I’m therefore quite wary that there may be more correctness bugs lurking with these styles which just haven’t been discovered yet. This is the main reason why I can’t yet promise that SciML and YAS styles are reliable.

Thanks

Finally I’d just (again) like to say thanks to everyone who opened issues or PRs! I really appreciate it.

I would also be very pleased if you, dear reader, would like to take a gamble on Default or Blue styles now and tell me if anything is messed up!

Please do be aware that formatting will be different from that in previous versions. There’s genuinely no way that I can promise that formatting won’t change. But, hopefully, it will be to your liking.

Thank you so much both for the super detailed update and for taking over the maintenance and fixing so many things!

While I personally did move to Runic – I was convinced at the last JuliaCon that rules set in stone are a good idea, and it was not due to bugs, I think it is super important that such a heavily used package like JuliaFormatter is taken care of. I personally would not have the strength to fight through so many bugs as I saw open issues on that package. So really really thanks for taking over and all the work you do!

Thank you! :slight_smile:

I was convinced at the last JuliaCon that rules set in stone are a good idea

Yes, in fact, personally I agree. I think the proliferation of options in JuliaFormatter has been good in some ways but if I were to redo it from scratch, I would probably not have made it as extensive. For one, formatters are meant to take away formatting decisions from programmers, and introducing configuration options just adds those decisions back. But pragmatically, having loads of options is also a nightmare to test, and it’s a big reason why it’s impossible to make any meaningful guarantees of stability.

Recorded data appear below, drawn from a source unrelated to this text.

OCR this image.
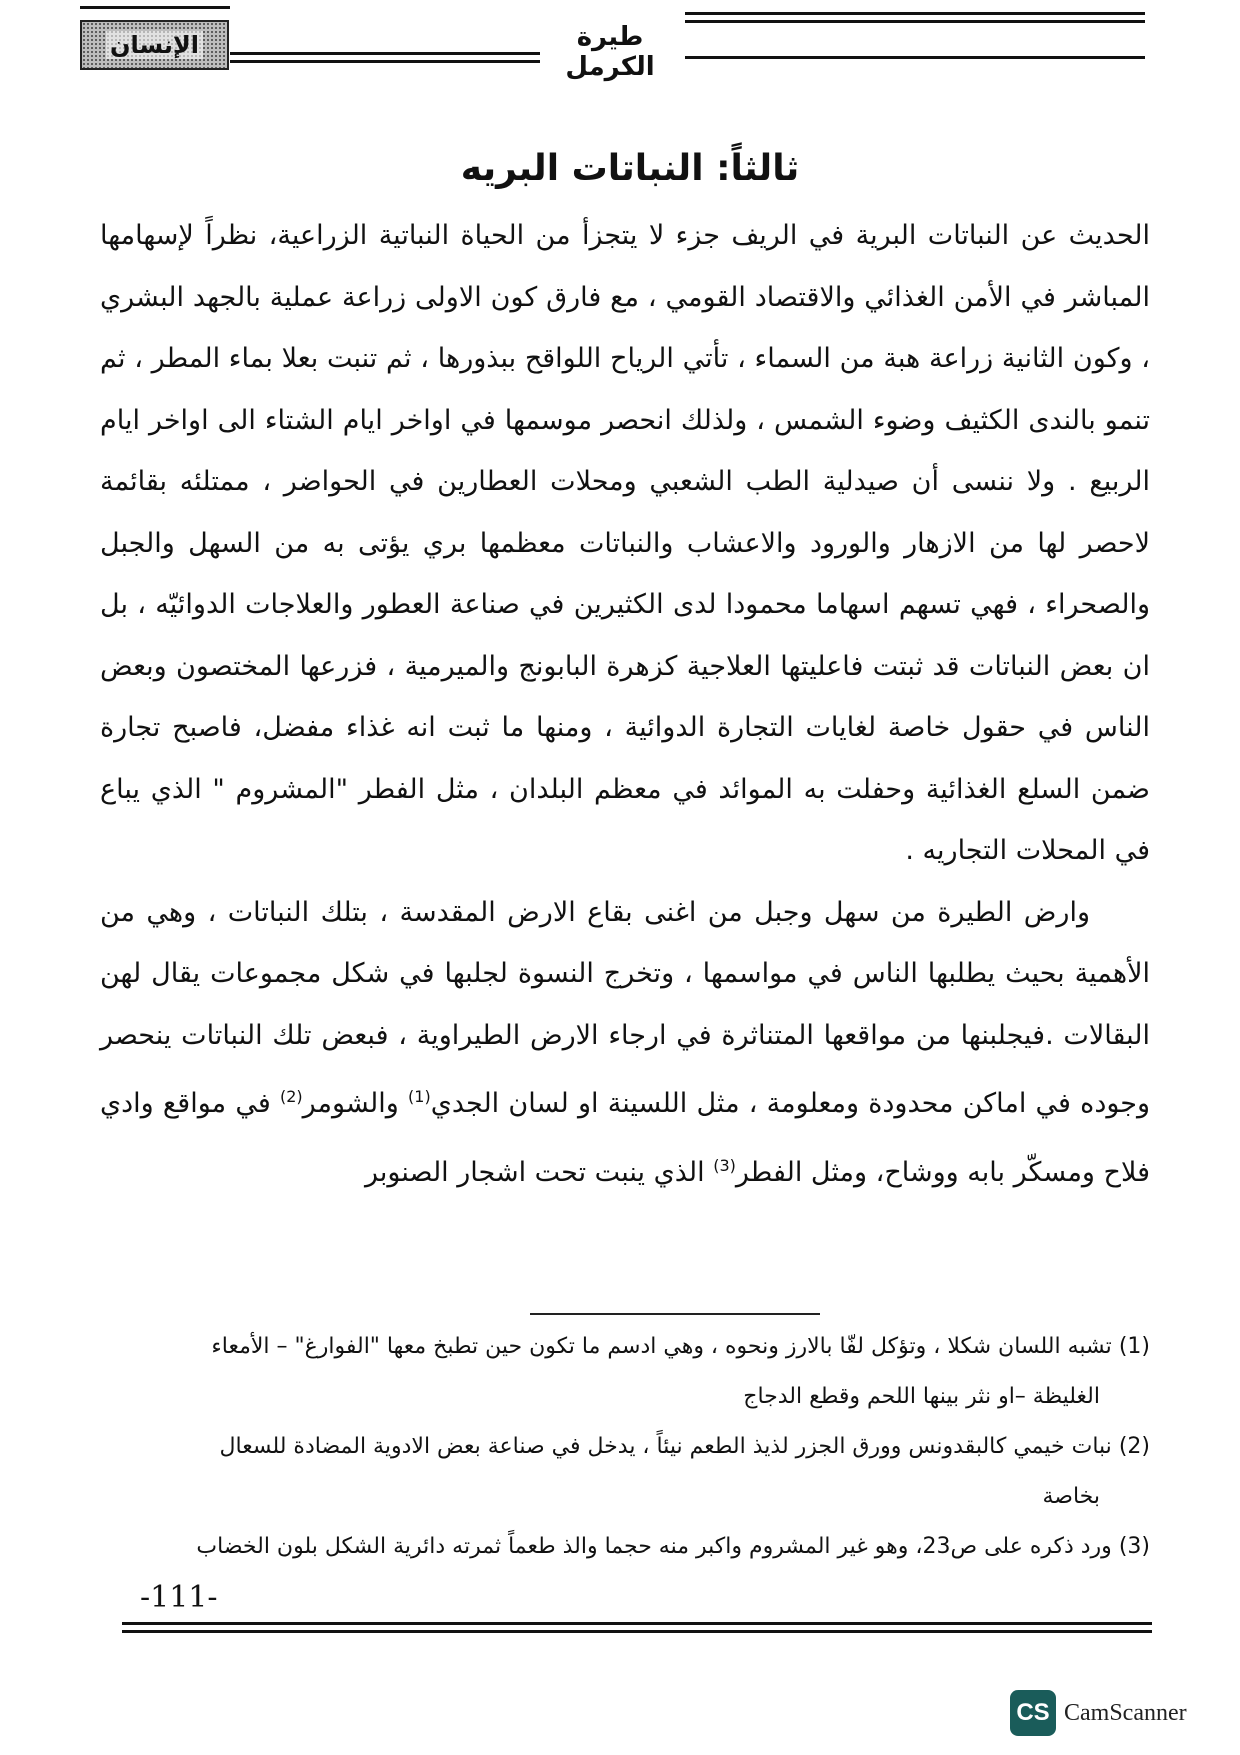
الإنسان	طيرة الكرمل
ثالثاً: النباتات البريه

الحديث عن النباتات البرية في الريف جزء لا يتجزأ من الحياة النباتية الزراعية، نظراً لإسهامها المباشر في الأمن الغذائي والاقتصاد القومي ، مع فارق كون الاولى زراعة عملية بالجهد البشري ، وكون الثانية زراعة هبة من السماء ، تأتي الرياح اللواقح ببذورها ، ثم تنبت بعلا بماء المطر ، ثم تنمو بالندى الكثيف وضوء الشمس ، ولذلك انحصر موسمها في اواخر ايام الشتاء الى اواخر ايام الربيع . ولا ننسى أن صيدلية الطب الشعبي ومحلات العطارين في الحواضر ، ممتلئه بقائمة لاحصر لها من الازهار والورود والاعشاب والنباتات معظمها بري يؤتى به من السهل والجبل والصحراء ، فهي تسهم اسهاما محمودا لدى الكثيرين في صناعة العطور والعلاجات الدوائيّه ، بل ان بعض النباتات قد ثبتت فاعليتها العلاجية كزهرة البابونج والميرمية ، فزرعها المختصون وبعض الناس في حقول خاصة لغايات التجارة الدوائية ، ومنها ما ثبت انه غذاء مفضل، فاصبح تجارة ضمن السلع الغذائية وحفلت به الموائد في معظم البلدان ، مثل الفطر "المشروم " الذي يباع في المحلات التجاريه .

وارض الطيرة من سهل وجبل من اغنى بقاع الارض المقدسة ، بتلك النباتات ، وهي من الأهمية بحيث يطلبها الناس في مواسمها ، وتخرج النسوة لجلبها في شكل مجموعات يقال لهن البقالات .فيجلبنها من مواقعها المتناثرة في ارجاء الارض الطيراوية ، فبعض تلك النباتات ينحصر وجوده في اماكن محدودة ومعلومة ، مثل اللسينة او لسان الجدي$^{(1)}$ والشومر$^{(2)}$ في مواقع وادي فلاح ومسكّر بابه ووشاح، ومثل الفطر$^{(3)}$ الذي ينبت تحت اشجار الصنوبر

(1) تشبه اللسان شكلا ، وتؤكل لفّا بالارز ونحوه ، وهي ادسم ما تكون حين تطبخ معها "الفوارغ" – الأمعاء
الغليظة –او نثر بينها اللحم وقطع الدجاج
(2) نبات خيمي كالبقدونس وورق الجزر لذيذ الطعم نيئاً ، يدخل في صناعة بعض الادوية المضادة للسعال
بخاصة
(3) ورد ذكره على ص23، وهو غير المشروم واكبر منه حجما والذ طعماً ثمرته دائرية الشكل بلون الخضاب
-111-
CS CamScanner
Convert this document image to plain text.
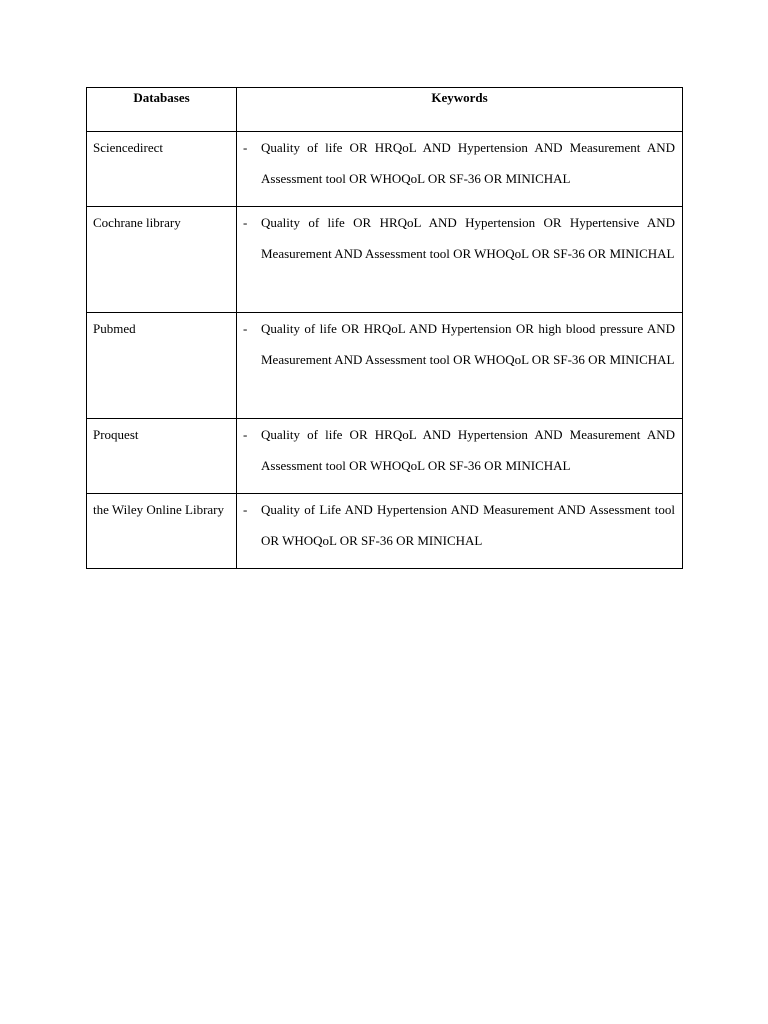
Databases	Keywords
Sciencedirect	- Quality of life OR HRQoL AND Hypertension AND Measurement AND Assessment tool OR WHOQoL OR SF-36 OR MINICHAL

Cochrane library	- Quality of life OR HRQoL AND Hypertension OR Hypertensive AND Measurement AND Assessment tool OR WHOQoL OR SF-36 OR MINICHAL

Pubmed	- Quality of life OR HRQoL AND Hypertension OR high blood pressure AND Measurement AND Assessment tool OR WHOQoL OR SF-36 OR MINICHAL

Proquest	- Quality of life OR HRQoL AND Hypertension AND Measurement AND Assessment tool OR WHOQoL OR SF-36 OR MINICHAL

the Wiley Online Library	- Quality of Life AND Hypertension AND Measurement AND Assessment tool OR WHOQoL OR SF-36 OR MINICHAL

That said, I don’t expect that any configuration options will be removed from JuliaFormatter v2 because the configurability is the (biggest) factor that sets it apart from Runic. It might happen if I ever release a v3, but that’s a big if, and even so I’d rather make a new package than do a v3.

I should say that Runic is very well-written (I’ve read the codebase, not super in detail but enough to appreciate it). The only real reason why one might not want to use it is if you don’t like its stylistic choices.

Thank you for your amazing work!

Runic is fine but the lack of capability to format line breaks is a true deal break for me. JuliaFormatter is amazing because I can replicate the design choice I have been using since forever.

I think it is really just a matter of taste. I like both the non-config and what Runic produces.
But that is a very very personal opinion.

I totally see a lot of reasons to use JuliaFormatter: If one wants to have consistency, for example to a wider code base in some sense or has a personal preference that needs to be configurable – JuliaFormatter it is!